Case
A 75-year-old female was admitted with severe hypoglycaemia (blood glucose 1.3mmol/L) and associated neuroglycopaenia. Relevant medical history included longstanding type 2 diabetes mellitus, end-stage renal failure secondary to diabetic nephropathy (on haemodialysis) and ischaemic cardiomyopathy.
She reported recent onset recurrent hypoglycaemia with blunted adrenergic symptoms. HbA1c was 6.7%. Risk factors for hypoglycaemia included exogenous insulin (insulin glargine 100u/mL 10 units nocte, insulin aspart 4 units pre-meal), renal impairment, reduced carbohydrate intake and perhexiline 100mg orally twice daily (commenced three months prior for angina). Retrospective review of subcutaneous insulin charts and blood glucose levels prior to perhexiline initiation did not reveal hypoglycaemia.
Exogenous insulin was ceased, and hypoglycaemia persisted for three days. This raised suspicion for possible perhexiline-associated hypoglycaemia. A perhexiline level was measured, with a result of 535ug/L (150-600), and OH-Perhexiline/Perhexiline ratio of 6.2ug/L, suggesting extensive metaboliser status. Notably, the perhexiline level measured ten days post-initiation was threefold lower (150ug/L). Plasma insulin and c-peptide were analysed on the hypoglycaemic venous sample and were mildly elevated at 14mU/L (2-23) and 2.7nmol/L (0.3-1.4) respectively, consistent with renal impairment.

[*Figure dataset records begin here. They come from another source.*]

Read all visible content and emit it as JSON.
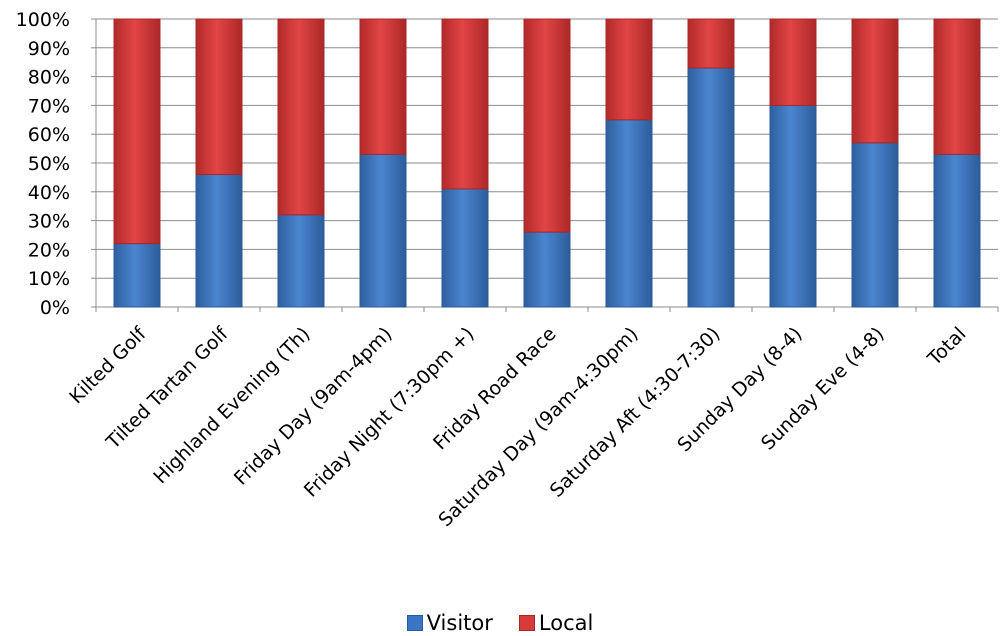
{
  "chart_data": {
    "type": "bar",
    "stacked": true,
    "percent": true,
    "categories": [
      "Kilted Golf",
      "Tilted Tartan Golf",
      "Highland Evening (Th)",
      "Friday Day (9am-4pm)",
      "Friday Night (7:30pm +)",
      "Friday Road Race",
      "Saturday Day (9am-4:30pm)",
      "Saturday Aft (4:30-7:30)",
      "Sunday Day (8-4)",
      "Sunday Eve (4-8)",
      "Total"
    ],
    "series": [
      {
        "name": "Visitor",
        "color": "#3a75c4",
        "values": [
          22,
          46,
          32,
          53,
          41,
          26,
          65,
          83,
          70,
          57,
          53
        ]
      },
      {
        "name": "Local",
        "color": "#d63a3a",
        "values": [
          78,
          54,
          68,
          47,
          59,
          74,
          35,
          17,
          30,
          43,
          47
        ]
      }
    ],
    "ylim": [
      0,
      100
    ],
    "yticks": [
      "0%",
      "10%",
      "20%",
      "30%",
      "40%",
      "50%",
      "60%",
      "70%",
      "80%",
      "90%",
      "100%"
    ],
    "grid": true,
    "legend_position": "bottom"
  }
}
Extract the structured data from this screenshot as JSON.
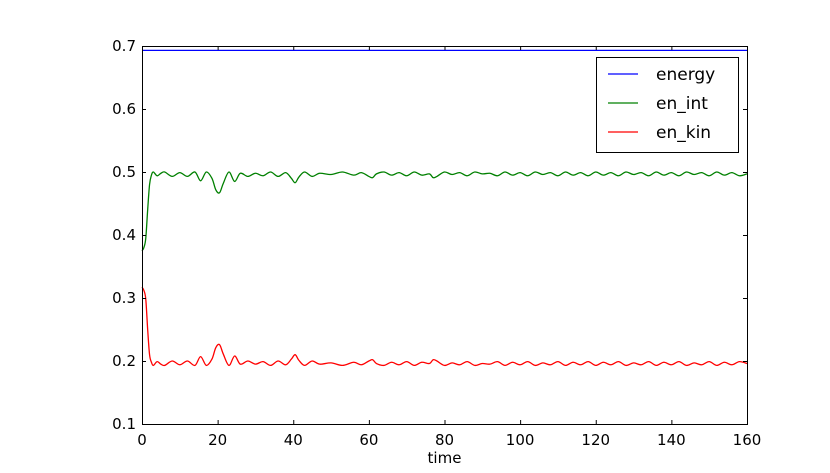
{
  "chart_data": {
    "type": "line",
    "title": "",
    "xlabel": "time",
    "ylabel": "",
    "xlim": [
      0,
      160
    ],
    "ylim": [
      0.1,
      0.7
    ],
    "xticks": [
      0,
      20,
      40,
      60,
      80,
      100,
      120,
      140,
      160
    ],
    "yticks": [
      0.1,
      0.2,
      0.3,
      0.4,
      0.5,
      0.6,
      0.7
    ],
    "grid": false,
    "legend_position": "top-right",
    "series": [
      {
        "name": "energy",
        "color": "#0000ff",
        "x": [
          0,
          160
        ],
        "y": [
          0.693,
          0.693
        ]
      },
      {
        "name": "en_int",
        "color": "#008000",
        "x": [
          0,
          0.5,
          1,
          1.5,
          2,
          2.5,
          3,
          4,
          5,
          6,
          8,
          10,
          12,
          14,
          15.5,
          17,
          18.5,
          19.5,
          20.5,
          21.5,
          23,
          24.5,
          26,
          28,
          30,
          32,
          34,
          36,
          38,
          39.5,
          40.5,
          41.5,
          43,
          45,
          47,
          50,
          53,
          56,
          58,
          60,
          61,
          62,
          64,
          66,
          68,
          70,
          72,
          74,
          76,
          77,
          78,
          80,
          82,
          84,
          86,
          88,
          90,
          92,
          94,
          96,
          98,
          100,
          102,
          104,
          106,
          108,
          110,
          112,
          114,
          116,
          118,
          120,
          122,
          124,
          126,
          128,
          130,
          132,
          134,
          136,
          138,
          140,
          142,
          144,
          146,
          148,
          150,
          152,
          154,
          156,
          158,
          160
        ],
        "y": [
          0.375,
          0.38,
          0.395,
          0.44,
          0.48,
          0.495,
          0.5,
          0.494,
          0.498,
          0.5,
          0.493,
          0.499,
          0.493,
          0.5,
          0.486,
          0.5,
          0.49,
          0.472,
          0.467,
          0.482,
          0.5,
          0.485,
          0.498,
          0.493,
          0.498,
          0.494,
          0.5,
          0.493,
          0.499,
          0.49,
          0.483,
          0.492,
          0.5,
          0.493,
          0.498,
          0.496,
          0.5,
          0.495,
          0.499,
          0.493,
          0.491,
          0.497,
          0.5,
          0.495,
          0.499,
          0.494,
          0.5,
          0.495,
          0.497,
          0.491,
          0.493,
          0.5,
          0.496,
          0.499,
          0.494,
          0.5,
          0.497,
          0.498,
          0.494,
          0.5,
          0.495,
          0.499,
          0.494,
          0.5,
          0.496,
          0.499,
          0.494,
          0.5,
          0.495,
          0.499,
          0.494,
          0.5,
          0.495,
          0.499,
          0.494,
          0.5,
          0.496,
          0.499,
          0.494,
          0.5,
          0.495,
          0.499,
          0.494,
          0.5,
          0.496,
          0.499,
          0.494,
          0.5,
          0.495,
          0.499,
          0.494,
          0.497
        ]
      },
      {
        "name": "en_kin",
        "color": "#ff0000",
        "x": [
          0,
          0.5,
          1,
          1.5,
          2,
          2.5,
          3,
          4,
          5,
          6,
          8,
          10,
          12,
          14,
          15.5,
          17,
          18.5,
          19.5,
          20.5,
          21.5,
          23,
          24.5,
          26,
          28,
          30,
          32,
          34,
          36,
          38,
          39.5,
          40.5,
          41.5,
          43,
          45,
          47,
          50,
          53,
          56,
          58,
          60,
          61,
          62,
          64,
          66,
          68,
          70,
          72,
          74,
          76,
          77,
          78,
          80,
          82,
          84,
          86,
          88,
          90,
          92,
          94,
          96,
          98,
          100,
          102,
          104,
          106,
          108,
          110,
          112,
          114,
          116,
          118,
          120,
          122,
          124,
          126,
          128,
          130,
          132,
          134,
          136,
          138,
          140,
          142,
          144,
          146,
          148,
          150,
          152,
          154,
          156,
          158,
          160
        ],
        "y": [
          0.317,
          0.312,
          0.298,
          0.25,
          0.21,
          0.198,
          0.193,
          0.199,
          0.195,
          0.193,
          0.2,
          0.194,
          0.2,
          0.193,
          0.207,
          0.193,
          0.203,
          0.221,
          0.226,
          0.211,
          0.193,
          0.208,
          0.195,
          0.2,
          0.195,
          0.199,
          0.193,
          0.2,
          0.194,
          0.203,
          0.21,
          0.201,
          0.193,
          0.2,
          0.195,
          0.197,
          0.193,
          0.198,
          0.194,
          0.2,
          0.202,
          0.196,
          0.193,
          0.198,
          0.194,
          0.199,
          0.193,
          0.198,
          0.196,
          0.202,
          0.2,
          0.193,
          0.197,
          0.194,
          0.199,
          0.193,
          0.196,
          0.195,
          0.199,
          0.193,
          0.198,
          0.194,
          0.199,
          0.193,
          0.197,
          0.194,
          0.199,
          0.193,
          0.198,
          0.194,
          0.199,
          0.193,
          0.198,
          0.194,
          0.199,
          0.193,
          0.197,
          0.194,
          0.199,
          0.193,
          0.198,
          0.194,
          0.199,
          0.193,
          0.197,
          0.194,
          0.199,
          0.193,
          0.198,
          0.194,
          0.199,
          0.196
        ]
      }
    ]
  }
}
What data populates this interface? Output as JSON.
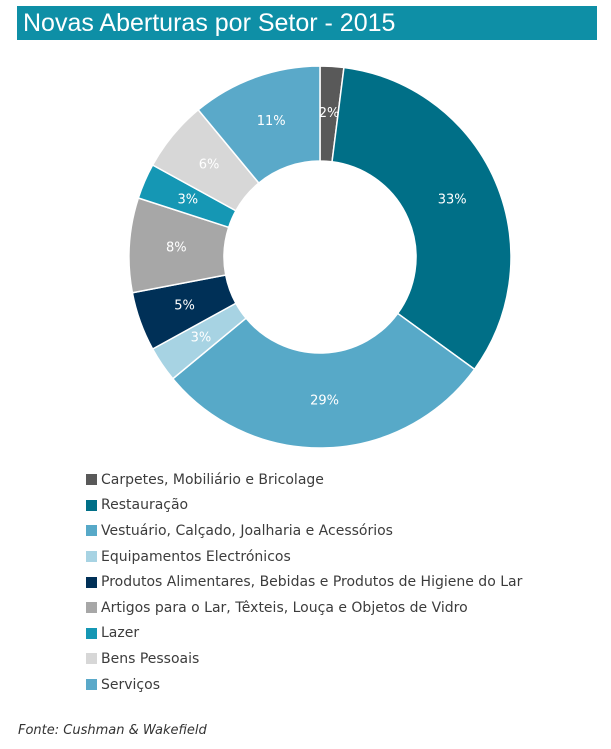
{
  "chart_data": {
    "type": "pie",
    "variant": "donut",
    "title": "Novas Aberturas por Setor - 2015",
    "unit": "%",
    "categories": [
      "Carpetes, Mobiliário e Bricolage",
      "Restauração",
      "Vestuário, Calçado, Joalharia e Acessórios",
      "Equipamentos Electrónicos",
      "Produtos Alimentares, Bebidas e Produtos de Higiene do Lar",
      "Artigos para o Lar, Têxteis, Louça e Objetos de Vidro",
      "Lazer",
      "Bens Pessoais",
      "Serviços"
    ],
    "values": [
      2,
      33,
      29,
      3,
      5,
      8,
      3,
      6,
      11
    ],
    "data_labels": [
      "2%",
      "33%",
      "29%",
      "3%",
      "5%",
      "8%",
      "3%",
      "6%",
      "11%"
    ],
    "colors": [
      "#595959",
      "#006f87",
      "#57a9c8",
      "#a7d3e3",
      "#003057",
      "#a7a7a7",
      "#1597b4",
      "#d7d7d7",
      "#5aa9c9"
    ],
    "legend_position": "bottom"
  },
  "source": "Fonte: Cushman & Wakefield"
}
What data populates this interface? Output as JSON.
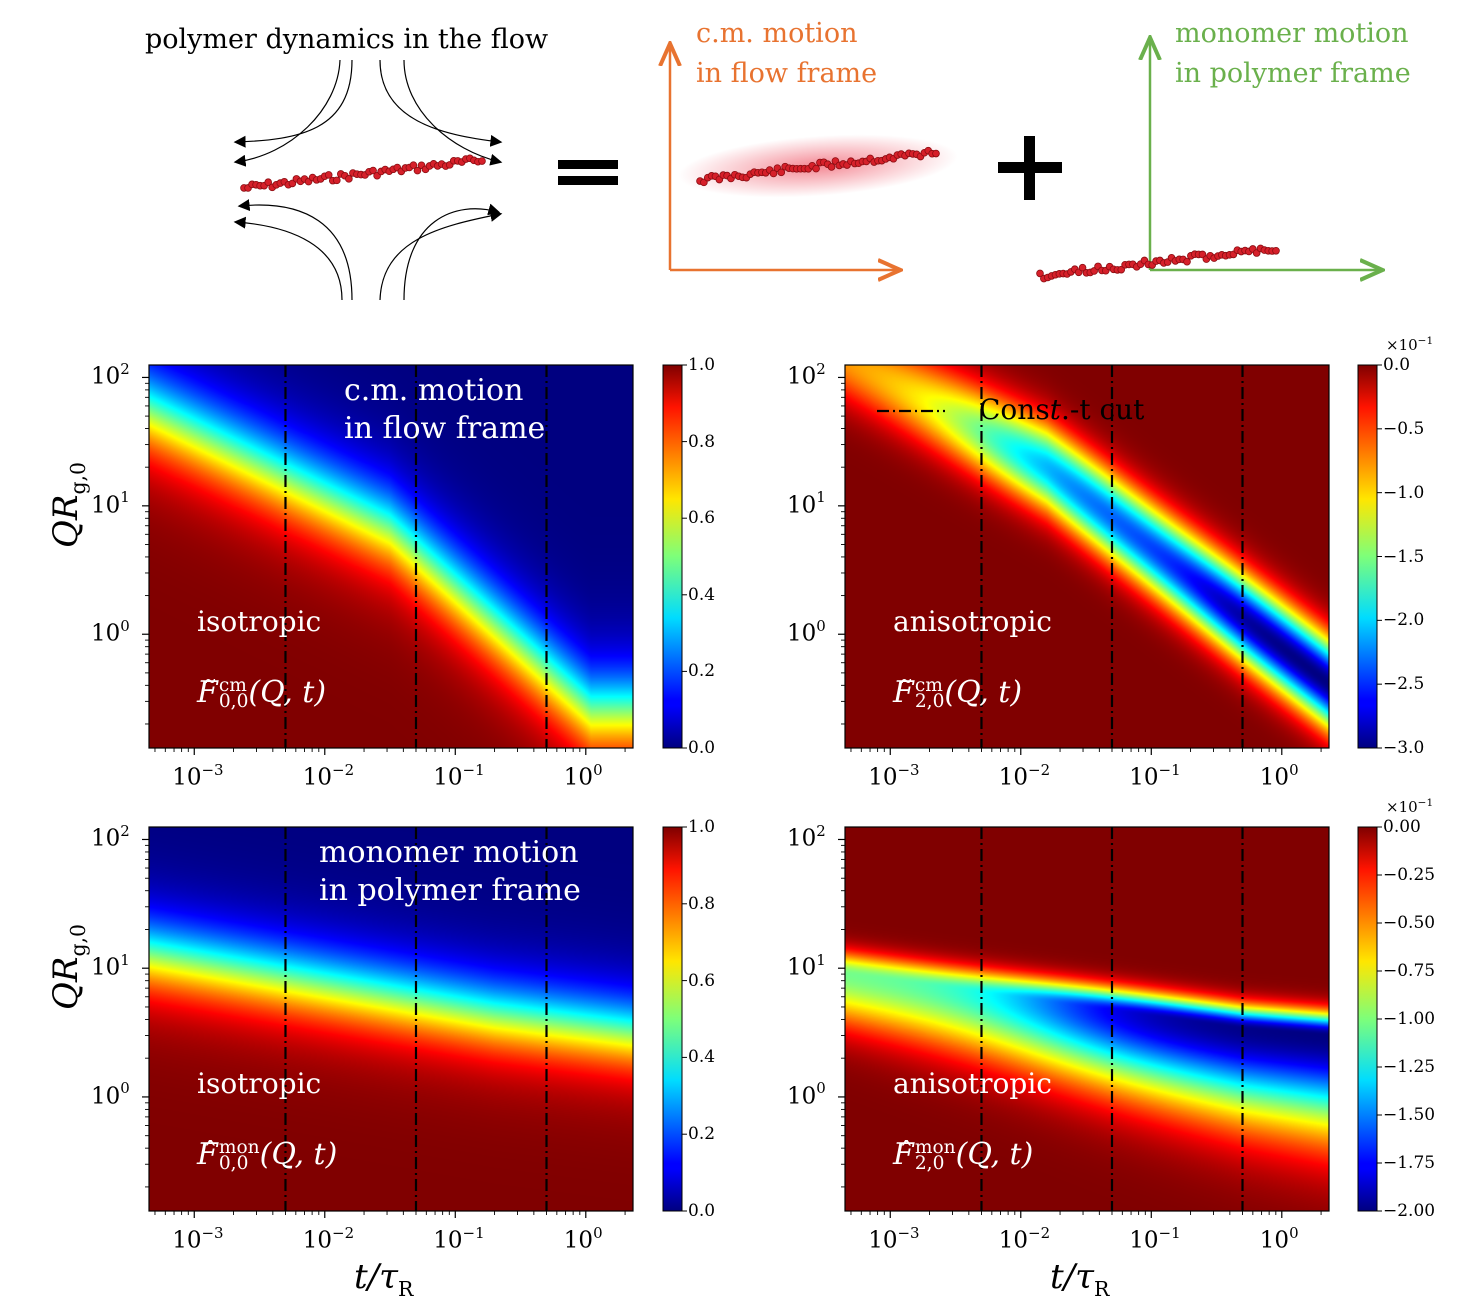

Perhexiline was ceased, with improvement in appetite and resolution of hypoglycaemia two days later. FreeStyle Libre Flash Glucose Monitoring was used to monitor interstitial glucose post-discharge, with an average glucose of 9.1mmol/L. She subsequently recommenced basal insulin, with adequate glycaemic control and no ongoing hypoglycaemic burden (HbA1c 7.0%).
Discussion
Perhexiline inhibits mitochondrial carnitine palmitoyltransferase 1, shifting myocardial substrate metabolism from long-chain fatty acids towards glucose, increasing myocardial efficiency. Caution should be exerted when prescribing perhexiline to patients with diabetes on insulin or oral hypoglycaemic agents due to secondary changes in myocardial glucose utilisation and potential iatrogenic hypoglycaemia. Whilst the degree of glucose lowering does not necessarily correlate with perhexiline concentration, clinicians should remain vigilant for hypoglycaemia given perhexiline’s polymorphic and highly variable metabolism.